Allen anderslautenden Umfragen zum Trotz: Den deutschen Versicherern ist es gelungen, die Zufriedenheit ihrer Privatkunden kontinuierlich zu steigern. Der Net-Promoter-Score (NPS) – die Kenngröße zur Messung der Weiterempfehlungsbereitschaft, die sich ergibt, indem man die Zahl der Kritiker mit derjenigen der Promotoren ins Verhältnis setzt – lag im Jahr 2013 mit minus zwölf Punkten noch im negativen Bereich. Im Jahr 2019 hat sich die Branche mit einem Wert von plus zehn Punkten klar im positiven Bereich etabliert. Das ist eines der Ergebnisse der KUBUS-Privatkunden-Studie, die die Kölner Unternehmensberatung MSR Consulting Group herausgegeben hat. Demnach und laut Zahlen aus der KUBUS Touchpoint Datenbank setzen sich die Versicherer mit dieser positiven Entwicklung auch deutlich von anderen Branchen innerhalb Finanzindustrie ab: Die Kundenzufriedenheit der gesetzlichen Krankenkassen hat sich im gleichen Zeitraum beispielsweise nicht verändert, die Reputation der Banken und Sparkassen ist laut MSR Consulting sogar rückläufig.

Den Versicherern sei es seit 2013 vor allem gelungen, ihre Schwächen aus Kundensicht kontinuierlich abzubauen. Der Anteil der Kritiker habe sich in diesem Zeitraum von 38% auf 22% nahezu halbiert. Gleichzeitig sei der Anteil der Promotoren um sechs Prozentpunkte angestiegen, so die KUBUS-Daten. Diese Steigerung wirkt umso erstaunlicher, wenn man bedenkt, dass die Versicherungsbranche ihren Kunden im selben Zeitraum auf der preislichen Ebene einiges zugemutet hat: So seien für die Verbraucher substanziell spürbare Beitragsanpassungen nicht mehr länger ein PKV-Nischenphänomen, sondern auch in den Volumensparten der Kompositversicherer gängige Praxis. Außerdem beträfen Absenkung von Garantiezins und Überschussbeteiligungen in der Lebensversicherung den gesamten Kundenbestand und auch in der Kfz-Versicherung gehörten Preiskämpfe zwischen den Marktführern schon seit längerem der Vergangenheit an.

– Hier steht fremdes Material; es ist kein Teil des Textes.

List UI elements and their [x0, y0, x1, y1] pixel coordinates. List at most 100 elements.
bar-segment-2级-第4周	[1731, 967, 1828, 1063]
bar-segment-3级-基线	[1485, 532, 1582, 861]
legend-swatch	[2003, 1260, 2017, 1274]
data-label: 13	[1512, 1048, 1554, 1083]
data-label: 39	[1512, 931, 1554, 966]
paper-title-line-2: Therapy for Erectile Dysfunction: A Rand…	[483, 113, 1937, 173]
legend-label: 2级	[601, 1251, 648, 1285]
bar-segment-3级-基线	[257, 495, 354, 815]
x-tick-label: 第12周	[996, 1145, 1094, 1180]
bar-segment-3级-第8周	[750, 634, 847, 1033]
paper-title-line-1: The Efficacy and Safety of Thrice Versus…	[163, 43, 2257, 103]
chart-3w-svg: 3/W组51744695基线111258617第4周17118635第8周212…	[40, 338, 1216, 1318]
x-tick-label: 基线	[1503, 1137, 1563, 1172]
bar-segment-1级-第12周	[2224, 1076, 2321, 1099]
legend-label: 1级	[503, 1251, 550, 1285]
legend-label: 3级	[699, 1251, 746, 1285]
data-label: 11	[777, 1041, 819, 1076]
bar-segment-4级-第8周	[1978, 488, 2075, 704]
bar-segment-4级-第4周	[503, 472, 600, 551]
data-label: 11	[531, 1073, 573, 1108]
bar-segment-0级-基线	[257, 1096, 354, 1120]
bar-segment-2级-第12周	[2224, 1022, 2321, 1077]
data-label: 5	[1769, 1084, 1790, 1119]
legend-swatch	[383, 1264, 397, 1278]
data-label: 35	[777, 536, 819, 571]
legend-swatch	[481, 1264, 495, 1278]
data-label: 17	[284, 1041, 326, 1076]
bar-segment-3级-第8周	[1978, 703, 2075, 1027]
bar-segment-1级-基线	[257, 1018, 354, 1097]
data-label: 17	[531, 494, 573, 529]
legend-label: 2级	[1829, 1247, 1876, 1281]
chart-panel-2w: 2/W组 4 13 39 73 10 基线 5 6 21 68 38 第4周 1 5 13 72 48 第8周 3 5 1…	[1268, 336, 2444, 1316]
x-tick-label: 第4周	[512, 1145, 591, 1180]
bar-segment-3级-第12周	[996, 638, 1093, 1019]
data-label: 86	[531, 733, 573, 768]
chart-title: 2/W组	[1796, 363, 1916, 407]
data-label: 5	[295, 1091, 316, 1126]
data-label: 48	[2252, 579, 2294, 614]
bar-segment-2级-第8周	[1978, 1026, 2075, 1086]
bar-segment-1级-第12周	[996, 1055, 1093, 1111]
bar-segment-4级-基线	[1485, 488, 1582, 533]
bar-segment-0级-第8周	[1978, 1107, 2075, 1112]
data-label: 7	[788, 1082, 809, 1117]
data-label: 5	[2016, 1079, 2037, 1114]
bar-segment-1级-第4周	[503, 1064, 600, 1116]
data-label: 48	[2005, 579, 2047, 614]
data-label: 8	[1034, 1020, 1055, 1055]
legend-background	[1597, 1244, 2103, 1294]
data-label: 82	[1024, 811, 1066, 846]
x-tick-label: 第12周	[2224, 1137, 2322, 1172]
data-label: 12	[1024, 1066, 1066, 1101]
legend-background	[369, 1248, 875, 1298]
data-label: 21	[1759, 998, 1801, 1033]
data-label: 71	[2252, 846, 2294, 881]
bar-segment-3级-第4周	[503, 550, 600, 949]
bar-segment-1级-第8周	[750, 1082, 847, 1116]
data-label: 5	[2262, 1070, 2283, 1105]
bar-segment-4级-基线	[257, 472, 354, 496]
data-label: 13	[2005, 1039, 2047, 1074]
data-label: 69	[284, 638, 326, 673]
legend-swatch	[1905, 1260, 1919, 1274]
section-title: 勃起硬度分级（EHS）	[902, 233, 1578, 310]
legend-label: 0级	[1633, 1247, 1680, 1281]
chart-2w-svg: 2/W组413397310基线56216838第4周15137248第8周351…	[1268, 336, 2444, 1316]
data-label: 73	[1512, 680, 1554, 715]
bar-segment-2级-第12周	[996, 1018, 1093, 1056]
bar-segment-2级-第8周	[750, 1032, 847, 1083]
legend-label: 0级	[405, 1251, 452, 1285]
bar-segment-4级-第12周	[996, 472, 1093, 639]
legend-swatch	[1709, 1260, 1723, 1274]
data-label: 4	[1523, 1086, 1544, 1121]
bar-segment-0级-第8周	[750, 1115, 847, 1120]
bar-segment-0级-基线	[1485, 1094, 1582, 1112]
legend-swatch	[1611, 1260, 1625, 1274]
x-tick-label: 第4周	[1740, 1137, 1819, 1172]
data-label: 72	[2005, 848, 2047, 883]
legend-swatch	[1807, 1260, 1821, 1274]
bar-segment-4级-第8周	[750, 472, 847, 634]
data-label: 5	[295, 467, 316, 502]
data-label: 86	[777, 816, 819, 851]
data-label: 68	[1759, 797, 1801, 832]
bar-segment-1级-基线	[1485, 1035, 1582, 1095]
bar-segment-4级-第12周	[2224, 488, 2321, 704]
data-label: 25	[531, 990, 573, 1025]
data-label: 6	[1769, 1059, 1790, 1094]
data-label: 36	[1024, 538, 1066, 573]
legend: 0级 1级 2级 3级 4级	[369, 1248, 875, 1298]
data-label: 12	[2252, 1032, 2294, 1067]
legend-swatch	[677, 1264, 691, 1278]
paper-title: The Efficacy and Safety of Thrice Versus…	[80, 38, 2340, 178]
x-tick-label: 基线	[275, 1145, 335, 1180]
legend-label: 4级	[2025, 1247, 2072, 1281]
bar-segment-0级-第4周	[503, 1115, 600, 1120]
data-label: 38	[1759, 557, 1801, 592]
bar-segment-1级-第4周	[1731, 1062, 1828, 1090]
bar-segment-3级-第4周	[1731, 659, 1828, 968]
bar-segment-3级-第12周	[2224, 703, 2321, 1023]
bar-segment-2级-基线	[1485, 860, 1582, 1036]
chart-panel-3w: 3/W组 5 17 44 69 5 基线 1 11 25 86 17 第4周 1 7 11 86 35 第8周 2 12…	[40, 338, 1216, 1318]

Dass es den Versicherern dennoch gelungen sei, in einem so großen Maß bei den Privatkunden zu punkten, führt die KUBUS-Studie auf drei verschiedene Erfolgsfaktoren – Treiber – zurück: Den Vertrieb, der sich zu einer Qualitätsbetreuung hin entwickelt habe, die Schadenregulierung, in deren Rahmen sich die Versicherer mehr und mehr als Problemlöser denn als bloßer Kostenerstatter hätten positionieren können und die Kommunikation, die sich von Mono- auf Multikanal umgestellt habe.